Another obstacle that blockchain startups must overcome is the problem of scalability and speed. As the blockchain gets larger, it requires more computing power to validate new entries into the blockchain. This additional computing power will increase the cost of maintaining the blockchain and slow the speed of information validation, potentially making real-time updates to medical records impossible. Finally, like all companies hoping to gain a foothold in the health industry, both in the U.S. and abroad, blockchain-based applications must prove their worth by conducting clinical and economic studies to develop evidence to justify pricing, reimbursement, and market access.  Despite these challenges, companies such as Hu-manity, Healthereum, Simply Vital Health, Gem Health, and Hyperledger are developing blockchain platforms for different functions within healthcare.
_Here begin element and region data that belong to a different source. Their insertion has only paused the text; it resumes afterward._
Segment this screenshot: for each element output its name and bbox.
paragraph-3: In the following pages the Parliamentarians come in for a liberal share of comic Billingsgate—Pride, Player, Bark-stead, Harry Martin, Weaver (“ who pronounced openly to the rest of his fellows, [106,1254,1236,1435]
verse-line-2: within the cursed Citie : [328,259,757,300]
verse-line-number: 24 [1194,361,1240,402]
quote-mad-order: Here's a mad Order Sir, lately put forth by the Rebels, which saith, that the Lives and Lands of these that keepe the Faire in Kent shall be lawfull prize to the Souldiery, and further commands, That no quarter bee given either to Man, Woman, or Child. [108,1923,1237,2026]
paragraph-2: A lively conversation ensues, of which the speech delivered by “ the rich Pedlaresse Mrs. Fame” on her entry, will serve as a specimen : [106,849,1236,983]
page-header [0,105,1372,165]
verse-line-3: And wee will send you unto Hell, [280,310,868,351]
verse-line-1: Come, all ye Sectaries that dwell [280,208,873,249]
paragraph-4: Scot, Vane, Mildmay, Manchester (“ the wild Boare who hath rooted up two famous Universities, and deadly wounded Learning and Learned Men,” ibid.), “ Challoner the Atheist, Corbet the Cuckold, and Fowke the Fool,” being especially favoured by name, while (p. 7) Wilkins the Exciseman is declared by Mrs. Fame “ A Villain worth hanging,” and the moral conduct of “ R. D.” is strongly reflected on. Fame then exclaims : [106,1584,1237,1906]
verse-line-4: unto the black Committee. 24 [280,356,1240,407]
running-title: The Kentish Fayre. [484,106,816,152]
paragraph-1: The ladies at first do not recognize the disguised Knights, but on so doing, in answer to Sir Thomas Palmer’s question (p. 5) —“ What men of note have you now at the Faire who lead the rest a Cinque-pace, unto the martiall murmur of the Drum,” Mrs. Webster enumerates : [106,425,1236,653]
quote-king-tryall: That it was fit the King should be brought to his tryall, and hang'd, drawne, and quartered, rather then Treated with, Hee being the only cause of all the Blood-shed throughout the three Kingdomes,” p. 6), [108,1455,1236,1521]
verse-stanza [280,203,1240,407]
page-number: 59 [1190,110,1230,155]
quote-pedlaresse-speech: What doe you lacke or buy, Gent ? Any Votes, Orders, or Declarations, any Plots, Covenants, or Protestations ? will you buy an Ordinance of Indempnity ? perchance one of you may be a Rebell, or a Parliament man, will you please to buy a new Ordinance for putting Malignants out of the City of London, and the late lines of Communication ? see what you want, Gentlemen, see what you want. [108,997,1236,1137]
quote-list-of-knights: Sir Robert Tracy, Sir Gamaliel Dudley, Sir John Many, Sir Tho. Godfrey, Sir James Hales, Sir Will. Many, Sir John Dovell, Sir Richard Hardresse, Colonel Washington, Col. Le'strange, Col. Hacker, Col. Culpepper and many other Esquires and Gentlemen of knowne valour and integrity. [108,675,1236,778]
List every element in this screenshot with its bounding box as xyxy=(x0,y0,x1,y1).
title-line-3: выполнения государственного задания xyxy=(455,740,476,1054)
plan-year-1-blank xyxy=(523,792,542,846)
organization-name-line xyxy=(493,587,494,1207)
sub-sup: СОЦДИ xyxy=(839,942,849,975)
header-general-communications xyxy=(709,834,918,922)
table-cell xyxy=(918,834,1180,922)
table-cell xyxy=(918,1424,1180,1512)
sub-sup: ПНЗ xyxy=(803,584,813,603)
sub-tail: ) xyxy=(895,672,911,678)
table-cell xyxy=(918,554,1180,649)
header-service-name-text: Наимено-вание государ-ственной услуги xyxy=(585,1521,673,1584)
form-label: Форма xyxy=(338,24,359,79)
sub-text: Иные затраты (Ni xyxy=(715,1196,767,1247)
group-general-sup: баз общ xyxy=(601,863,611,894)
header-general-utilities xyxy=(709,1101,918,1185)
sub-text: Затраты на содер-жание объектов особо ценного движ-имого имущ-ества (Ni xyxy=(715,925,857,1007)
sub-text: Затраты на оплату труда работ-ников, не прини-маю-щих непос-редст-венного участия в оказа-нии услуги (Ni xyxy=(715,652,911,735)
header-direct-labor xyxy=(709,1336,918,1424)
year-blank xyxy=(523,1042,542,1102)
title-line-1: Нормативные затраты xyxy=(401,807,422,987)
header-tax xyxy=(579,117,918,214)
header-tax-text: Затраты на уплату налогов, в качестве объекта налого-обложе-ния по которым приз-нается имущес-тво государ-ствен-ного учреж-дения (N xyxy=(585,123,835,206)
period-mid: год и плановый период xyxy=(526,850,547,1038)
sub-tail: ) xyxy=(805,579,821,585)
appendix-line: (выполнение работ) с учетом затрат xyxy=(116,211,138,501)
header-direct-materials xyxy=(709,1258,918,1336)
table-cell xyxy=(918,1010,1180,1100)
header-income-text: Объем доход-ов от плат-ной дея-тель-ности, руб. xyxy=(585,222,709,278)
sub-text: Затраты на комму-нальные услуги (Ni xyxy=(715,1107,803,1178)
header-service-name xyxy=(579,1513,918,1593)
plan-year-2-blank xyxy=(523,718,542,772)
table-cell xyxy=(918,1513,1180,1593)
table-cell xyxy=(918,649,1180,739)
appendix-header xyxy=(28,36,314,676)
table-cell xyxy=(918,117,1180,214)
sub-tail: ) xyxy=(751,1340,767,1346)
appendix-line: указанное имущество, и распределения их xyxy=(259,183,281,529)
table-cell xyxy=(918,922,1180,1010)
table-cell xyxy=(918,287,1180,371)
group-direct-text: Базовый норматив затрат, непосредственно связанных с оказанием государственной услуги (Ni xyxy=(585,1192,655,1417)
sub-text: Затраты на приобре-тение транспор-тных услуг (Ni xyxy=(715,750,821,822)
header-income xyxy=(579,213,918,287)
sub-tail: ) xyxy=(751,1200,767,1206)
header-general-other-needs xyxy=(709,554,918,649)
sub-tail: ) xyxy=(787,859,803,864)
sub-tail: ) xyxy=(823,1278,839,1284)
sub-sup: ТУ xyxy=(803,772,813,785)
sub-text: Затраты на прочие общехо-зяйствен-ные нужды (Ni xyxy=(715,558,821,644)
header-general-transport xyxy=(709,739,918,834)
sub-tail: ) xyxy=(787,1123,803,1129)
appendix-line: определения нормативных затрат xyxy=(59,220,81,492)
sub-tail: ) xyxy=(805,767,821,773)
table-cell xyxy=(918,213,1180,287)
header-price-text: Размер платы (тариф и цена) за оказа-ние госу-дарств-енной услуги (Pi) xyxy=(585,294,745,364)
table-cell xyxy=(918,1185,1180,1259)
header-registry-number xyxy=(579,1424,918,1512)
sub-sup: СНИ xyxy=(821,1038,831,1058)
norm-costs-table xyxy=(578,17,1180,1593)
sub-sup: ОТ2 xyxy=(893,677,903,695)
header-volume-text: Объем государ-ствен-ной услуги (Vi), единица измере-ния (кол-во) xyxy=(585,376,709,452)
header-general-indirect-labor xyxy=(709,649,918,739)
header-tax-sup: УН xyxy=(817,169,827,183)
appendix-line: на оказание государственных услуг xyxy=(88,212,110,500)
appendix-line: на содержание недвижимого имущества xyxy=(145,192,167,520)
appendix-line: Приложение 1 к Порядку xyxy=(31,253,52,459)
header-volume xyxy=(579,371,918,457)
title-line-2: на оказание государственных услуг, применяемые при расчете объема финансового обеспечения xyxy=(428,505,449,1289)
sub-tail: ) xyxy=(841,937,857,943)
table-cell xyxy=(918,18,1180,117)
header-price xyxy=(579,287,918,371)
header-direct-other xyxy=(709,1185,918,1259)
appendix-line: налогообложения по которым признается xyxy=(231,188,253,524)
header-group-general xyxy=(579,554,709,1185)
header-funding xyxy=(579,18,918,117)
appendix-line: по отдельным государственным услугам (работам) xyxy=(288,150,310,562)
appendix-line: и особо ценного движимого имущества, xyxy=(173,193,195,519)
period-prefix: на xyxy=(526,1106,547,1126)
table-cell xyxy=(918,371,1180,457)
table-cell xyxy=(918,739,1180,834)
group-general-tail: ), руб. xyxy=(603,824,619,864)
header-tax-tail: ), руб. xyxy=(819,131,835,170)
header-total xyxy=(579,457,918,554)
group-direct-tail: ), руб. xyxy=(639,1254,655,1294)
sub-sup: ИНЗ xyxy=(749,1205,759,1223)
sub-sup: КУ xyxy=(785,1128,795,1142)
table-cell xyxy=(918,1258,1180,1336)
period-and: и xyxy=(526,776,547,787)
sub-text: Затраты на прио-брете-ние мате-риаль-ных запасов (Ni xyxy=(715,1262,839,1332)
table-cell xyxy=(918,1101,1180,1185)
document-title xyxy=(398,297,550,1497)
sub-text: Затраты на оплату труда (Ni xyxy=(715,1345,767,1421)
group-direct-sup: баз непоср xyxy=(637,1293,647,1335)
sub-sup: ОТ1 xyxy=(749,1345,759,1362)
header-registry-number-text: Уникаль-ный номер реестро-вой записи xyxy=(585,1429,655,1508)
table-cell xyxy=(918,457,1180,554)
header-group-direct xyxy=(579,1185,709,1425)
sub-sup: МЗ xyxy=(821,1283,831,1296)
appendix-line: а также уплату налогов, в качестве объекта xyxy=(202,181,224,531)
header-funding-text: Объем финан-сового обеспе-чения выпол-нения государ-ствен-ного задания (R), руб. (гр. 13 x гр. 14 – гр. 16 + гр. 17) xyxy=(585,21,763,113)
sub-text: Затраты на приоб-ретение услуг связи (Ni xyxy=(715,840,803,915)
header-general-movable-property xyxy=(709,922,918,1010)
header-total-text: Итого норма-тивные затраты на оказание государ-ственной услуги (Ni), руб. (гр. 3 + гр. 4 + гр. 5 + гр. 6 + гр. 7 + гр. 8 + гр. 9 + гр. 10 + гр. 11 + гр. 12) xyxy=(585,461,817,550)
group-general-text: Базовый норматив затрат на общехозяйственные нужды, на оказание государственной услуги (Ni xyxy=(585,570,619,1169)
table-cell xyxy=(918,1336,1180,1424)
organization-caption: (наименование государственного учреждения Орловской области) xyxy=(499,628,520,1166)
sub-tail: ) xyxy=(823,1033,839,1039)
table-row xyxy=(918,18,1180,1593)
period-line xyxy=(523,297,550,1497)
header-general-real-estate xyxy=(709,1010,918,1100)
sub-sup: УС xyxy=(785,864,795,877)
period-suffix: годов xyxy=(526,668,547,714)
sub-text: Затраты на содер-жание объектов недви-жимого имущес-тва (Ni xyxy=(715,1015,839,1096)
The success of these companies will irrevocably change how information is exchanged in healthcare.

 

 

REFERENCES

 

  1. Tapscott, D. and A. Tapscott, Blockchain Revolution: How the Technology Behind Bitcoin is Changing Money, Business, and the World. 2016, New York, NY: Penguin Random House LLC.
  2. Siyal, A., et al., Applications of Blockchain Technology in Medicine and Healthcare: Challenges and Future Perspectives. Cryptography, 2019. 3(3).
  3. IBM, Healthcare Rallies for Blockchains. 2016, IBM Institute for Business Value: Somers, NY.
  4. Dimitrov, D.V., Blockchain Applications for Healthcare Data Management. Healthcare informatics research, 2019. 25(1): p. 51-56.
  5. Bush, V., New data battle: state’s need to know vs. patient’s privacy. Mod Healthc (Short Term Care), 1975. 3(5): p. 60-1.
  6. Ren, Y., et al., Data Storage Mechanism Based on Blockchain with Privacy Protection in Wireless Body Area Network. Sensors (Basel), 2019. 19(10).
  7. Schairer, C.E., et al., Disposition toward privacy and information disclosure in the context of emerging health technologies. J Am Med Inform Assoc, 2019. 26(7): p. 610-619.
  8. Vuori, H., Privacy, confidentiality and automated health information systems. J Med Ethics, 1977. 3(4): p. 174-8.
  9. Mackey, T.K., et al., ‘Fit-for-purpose?’ – challenges and opportunities for applications of blockchain technology in the future of healthcare. BMC Medicine, 2019. 17(1): p. 68.
  10. Zhang, P., et al., Blockchain Technology Use Cases in Healthcare, in Blockchain Technology: Platforms, Tools and Use Cases, P. Raj and G. Deka, Editors. 2018, Elsevier Inc.: Cambridge, MA.